Take Faults into account

The faults are defined as portions of the space which can interrupt the continuity of a variable. They are introduced here to take into account geographical discontinuities in kriging interpolation (i.e. during the conditioning step). Basically, faults are used as "screens" when searching for neighbors during estimation. A sample will not be used as neighboring data if the segment joining it to the target intersects a fault.

We consider two kinds of faults:

• 2D faults which are defined as polylines (vertical faults and/or polygonal faults for faults with dip). These faults can be imported through the Vector File Import that gives you the choice of output (polygons or polylines). Polygons will be read as closed polylines in this case. With 3D data, faults will be considered as the projection of a vertical wall.

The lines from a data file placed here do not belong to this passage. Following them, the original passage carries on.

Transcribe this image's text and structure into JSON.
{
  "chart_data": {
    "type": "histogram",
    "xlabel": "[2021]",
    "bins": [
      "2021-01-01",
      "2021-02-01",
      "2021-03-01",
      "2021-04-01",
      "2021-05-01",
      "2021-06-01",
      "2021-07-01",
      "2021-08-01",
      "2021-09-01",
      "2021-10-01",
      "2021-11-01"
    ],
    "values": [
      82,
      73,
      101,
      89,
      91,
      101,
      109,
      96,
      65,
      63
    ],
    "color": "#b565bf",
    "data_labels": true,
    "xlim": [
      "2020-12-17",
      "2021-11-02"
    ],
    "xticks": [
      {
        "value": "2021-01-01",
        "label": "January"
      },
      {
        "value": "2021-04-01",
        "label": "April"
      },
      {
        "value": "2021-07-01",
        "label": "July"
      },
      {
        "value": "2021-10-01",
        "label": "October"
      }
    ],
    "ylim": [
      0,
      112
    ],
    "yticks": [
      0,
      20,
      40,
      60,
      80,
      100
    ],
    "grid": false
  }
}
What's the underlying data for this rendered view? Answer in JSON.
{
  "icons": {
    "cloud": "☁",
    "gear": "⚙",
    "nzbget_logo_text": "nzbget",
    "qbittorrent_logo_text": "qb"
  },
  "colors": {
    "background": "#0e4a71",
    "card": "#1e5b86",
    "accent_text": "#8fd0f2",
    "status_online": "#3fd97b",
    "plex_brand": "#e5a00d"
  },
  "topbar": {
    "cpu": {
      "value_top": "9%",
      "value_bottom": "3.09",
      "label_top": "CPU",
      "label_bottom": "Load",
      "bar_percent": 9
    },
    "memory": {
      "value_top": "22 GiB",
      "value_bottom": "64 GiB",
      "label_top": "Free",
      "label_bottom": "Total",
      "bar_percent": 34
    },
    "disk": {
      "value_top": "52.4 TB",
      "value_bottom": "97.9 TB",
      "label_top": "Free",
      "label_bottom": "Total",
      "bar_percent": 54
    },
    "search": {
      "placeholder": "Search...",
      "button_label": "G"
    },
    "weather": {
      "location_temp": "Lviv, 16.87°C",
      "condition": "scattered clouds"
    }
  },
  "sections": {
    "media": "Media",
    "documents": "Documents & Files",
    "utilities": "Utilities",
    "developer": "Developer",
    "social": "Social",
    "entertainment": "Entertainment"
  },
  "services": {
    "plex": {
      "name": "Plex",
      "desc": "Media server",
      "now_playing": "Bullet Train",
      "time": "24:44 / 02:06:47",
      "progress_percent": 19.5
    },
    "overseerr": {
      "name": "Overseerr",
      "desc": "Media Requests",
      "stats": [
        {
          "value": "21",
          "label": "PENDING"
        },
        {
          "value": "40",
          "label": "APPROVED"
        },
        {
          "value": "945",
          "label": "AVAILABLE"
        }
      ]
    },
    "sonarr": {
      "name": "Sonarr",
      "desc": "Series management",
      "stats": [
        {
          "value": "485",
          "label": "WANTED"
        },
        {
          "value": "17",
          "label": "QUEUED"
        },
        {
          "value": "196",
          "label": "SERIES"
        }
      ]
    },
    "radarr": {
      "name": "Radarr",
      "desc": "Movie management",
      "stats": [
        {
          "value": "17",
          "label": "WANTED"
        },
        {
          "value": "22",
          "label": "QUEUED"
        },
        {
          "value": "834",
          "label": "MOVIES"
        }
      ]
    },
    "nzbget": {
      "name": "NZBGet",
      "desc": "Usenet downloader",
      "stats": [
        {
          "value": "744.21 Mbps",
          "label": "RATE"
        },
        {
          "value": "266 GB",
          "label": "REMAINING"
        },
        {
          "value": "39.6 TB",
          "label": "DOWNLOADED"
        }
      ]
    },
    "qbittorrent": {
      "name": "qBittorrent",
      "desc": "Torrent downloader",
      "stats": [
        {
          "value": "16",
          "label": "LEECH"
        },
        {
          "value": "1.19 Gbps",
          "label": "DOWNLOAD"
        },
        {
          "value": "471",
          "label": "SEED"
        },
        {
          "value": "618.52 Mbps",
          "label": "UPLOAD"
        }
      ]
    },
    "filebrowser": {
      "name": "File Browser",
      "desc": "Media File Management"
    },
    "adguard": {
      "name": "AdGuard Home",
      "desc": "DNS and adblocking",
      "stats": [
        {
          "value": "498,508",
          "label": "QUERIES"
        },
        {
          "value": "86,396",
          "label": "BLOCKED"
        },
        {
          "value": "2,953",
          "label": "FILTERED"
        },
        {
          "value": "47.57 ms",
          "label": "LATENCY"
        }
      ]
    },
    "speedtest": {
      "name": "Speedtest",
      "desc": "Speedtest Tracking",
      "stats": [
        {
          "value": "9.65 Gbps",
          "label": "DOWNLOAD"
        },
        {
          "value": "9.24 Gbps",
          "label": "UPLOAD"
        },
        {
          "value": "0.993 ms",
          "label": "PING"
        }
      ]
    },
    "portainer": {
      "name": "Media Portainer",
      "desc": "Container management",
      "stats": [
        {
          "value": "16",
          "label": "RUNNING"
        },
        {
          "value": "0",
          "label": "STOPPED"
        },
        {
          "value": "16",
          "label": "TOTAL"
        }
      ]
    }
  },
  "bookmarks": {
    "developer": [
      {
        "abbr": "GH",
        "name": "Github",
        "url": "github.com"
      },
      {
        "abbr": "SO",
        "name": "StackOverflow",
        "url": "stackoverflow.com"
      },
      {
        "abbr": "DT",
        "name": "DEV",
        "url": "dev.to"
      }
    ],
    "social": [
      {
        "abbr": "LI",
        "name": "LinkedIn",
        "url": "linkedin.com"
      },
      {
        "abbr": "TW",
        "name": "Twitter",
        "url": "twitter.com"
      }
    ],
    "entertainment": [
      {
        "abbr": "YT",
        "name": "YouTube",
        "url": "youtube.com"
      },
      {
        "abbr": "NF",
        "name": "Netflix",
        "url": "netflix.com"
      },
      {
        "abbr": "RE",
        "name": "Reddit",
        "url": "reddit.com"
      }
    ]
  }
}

  This option requires to provide the faults file (i.e. a polyline file) and an optional selection if you want to consider only a subset of your faults file. Three calculation modes are offered (only when working with 2D datasets):

  

  • Calculate inside: the data used in the kriging process to estimate a node inside the polygon will belong to this polygon only,
  • Calculate inside ignoring Polygon: the polygonal fault will be considered as transparent for the estimation of the nodes inside the polygon,
  • Do not Calculate inside: no node value will be calculated, it will be put to undefined. This allows you to consider for instance this polygonal fault as a crushed zone where no estimation is realistic or a different estimation method has to be used.

• 3D faults which must be defined as meshes. In this case no option is required, except the definition of the faults file and an optional selection if you want to consider only a subset of your faults file.

  

Reset negative weights to zero

The aim of this option consists in resetting negative weights values to zero in Ordinary Kriging and Simple Kriging. Modifying the weights generally avoids getting values outside the original range of values (greater than the minimum input value and smaller than the maximum input value).

Negative weights are set to zero. If the sum of weights is greater than one, then the weights are rescaled so that they sum to one. In the Ordinary Kriging case, this will always lead to rescaling (because the sum of weights started at one, and the elimination of negative weights makes the sum greater than one). In the Simple Kriging case, this may or may not lead to a rescaling.

Use customized output selection

Define a selection variable (or a categorical variable or a macro-selection) that will be used to apply the cross-validation on a subset of the data defined by the input geostatistical set .

Note the difference between the selection defined by the geostatistical set and the customized output selection applied to the data. The customized output selection provides the set of target points on which the cross-validation will be carried on, whereas the selection defined by the geostatistical set gives the set of active data points that might be used for this test.